На этих словах голос надламывается. Мне кажется, Паша замечает это. Все же он достаточно хорошо меня знает. Прищуривается, вглядывается в мое лицо, будто пытается определить, лгу или нет. У меня от его внимательного цепкого взора внутренности скручиваются, сердце к горлу подпрыгивает.

Тема детей — болезненная для меня. Всего у меня было два выкидыша. Второй через полтора года после первого. Каждый из них мы с Ромой переживали очень тяжело. Это были самые тяжелые времена нашей семейной жизни. После второго выкидыша я сказала Роме, что больше не хочу детей. Никогда.

Сначала муж согласился со мной. А где-то год назад начал заикаться о ребёнке. Мол, может, еще попробуем? А я даже слышать не хочу.

— Сегодня ты чайлдфри, а завтра ты в декрет, и мне надо кого-то искать на твоё место, — безэмоционально продолжает.

— Послушай, если ты хочешь меня уволить, то просто так и скажи, а не ищи какие-то надуманные предлоги! — рявкаю от злости и перехожу с ним на «ты». — Давай откровенно, Паш. Да, я поступила тогда с тобой, как последняя сволочь. Я это не отрицаю и не собираюсь никак себя оправдывать. Я очень плохо с тобой поступила. Я перед тобой виновата. Хочешь мне за это отомстить? Окей, я прямо сейчас напишу заявление по собственному.

Выпаливаю гневную тираду и перевожу дыхание. Паша сначала слушал, опешив, а сейчас откинулся на спинку мягкого кресла и глядит на меня снисходительно, как на дурочку.

— Я правда не хотел поднимать тему нашего прошлого, Арина, — усмехается. — Но раз ты сама начала, то скажу. Никаких обид на тебя у меня нет. Наоборот, я безмерно благодарен за то, что ты избавила меня от удавки под названием «жена». Не знаю, чем я думал, когда решил жениться в двадцать два года. Наверное, спутал спермотоксикоз с любовью.

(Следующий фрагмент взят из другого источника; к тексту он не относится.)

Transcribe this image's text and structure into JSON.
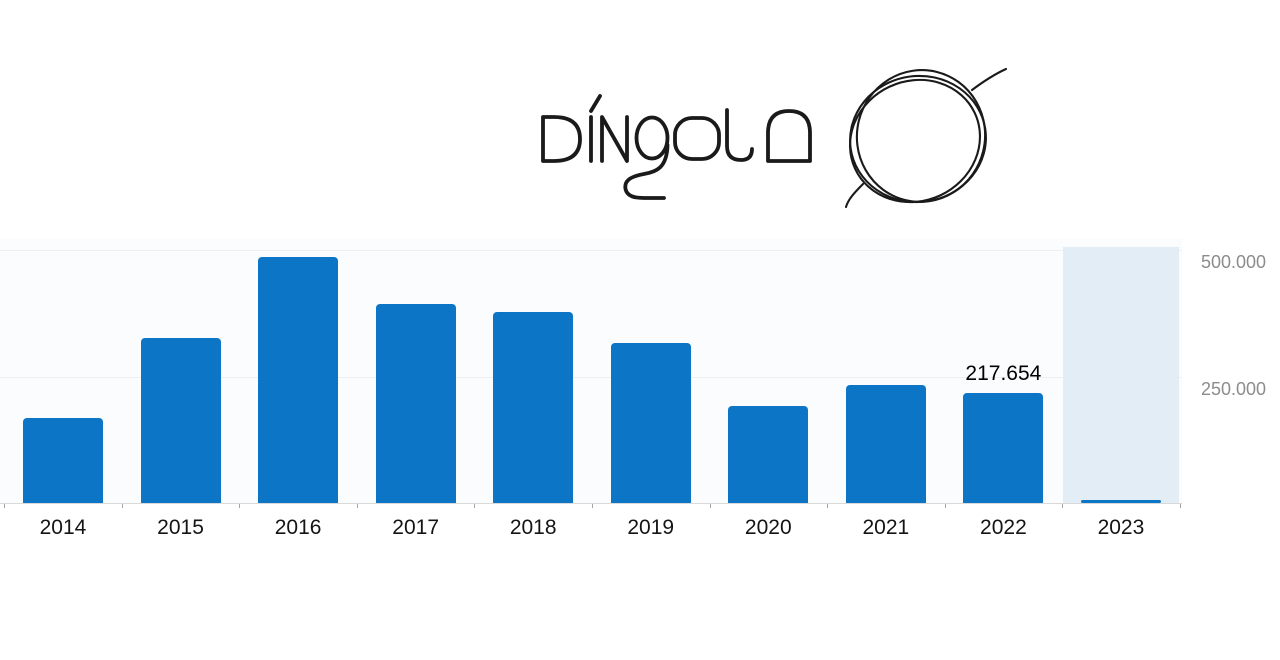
{
  "logo": {
    "brand_text": "DÍNGOLA",
    "doodle": "hand-drawn circle scribble",
    "ink_color": "#1a1a1a"
  },
  "chart_data": {
    "type": "bar",
    "title": "",
    "xlabel": "",
    "ylabel": "",
    "legend": false,
    "grid": true,
    "y_axis_side": "right",
    "categories": [
      "2014",
      "2015",
      "2016",
      "2017",
      "2018",
      "2019",
      "2020",
      "2021",
      "2022",
      "2023"
    ],
    "values": [
      168000,
      326000,
      486000,
      392000,
      377000,
      316000,
      192000,
      233000,
      217654,
      6000
    ],
    "value_labels": [
      "",
      "",
      "",
      "",
      "",
      "",
      "",
      "",
      "217.654",
      ""
    ],
    "highlighted_category": "2023",
    "ylim": [
      0,
      520000
    ],
    "y_gridlines": [
      {
        "value": 250000,
        "label": "250.000"
      },
      {
        "value": 500000,
        "label": "500.000"
      }
    ],
    "colors": {
      "bar": "#0d75c5",
      "highlight_band": "#e3edf6",
      "plot_bg": "#fbfcfd",
      "gridline": "#efefef",
      "axis_line": "#d9d9d9",
      "tick": "#a5a5a5",
      "y_label_text": "#8c8c8c",
      "x_label_text": "#141414",
      "value_label_text": "#000000"
    }
  }
}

Возникает пауза, в течение которой Паша продолжает глядеть на меня со снисходительной улыбкой, а я пытаюсь осмыслить его слова. Они прилетели мне обухом по голове и припечатали к асфальту.

— Ну что же, — одариваю его такой же улыбочкой. — Я рада, что смогла сделать тебя счастливым. Если не в качестве жены, то в качестве бывшей девушки. Можно я пойду писать заявление?

Не имею ни малейшего желания оставаться в его обществе еще хоть одну секунду.

— Я разве сказал, что увольняю тебя?

— Я догадалась.

— Я не увольняю тебя, я лишь озвучиваю риски, которые вижу.

— Чтобы риски не реализовались, я должна уволиться.

— Не должна. Я просто хочу понимать, могу ли рассчитывать на долгосрочную работу с тобой или мне начинать подыскивать тебе замену. Вот и все.

Набираю в грудь побольше воздуха и медленно выдыхаю.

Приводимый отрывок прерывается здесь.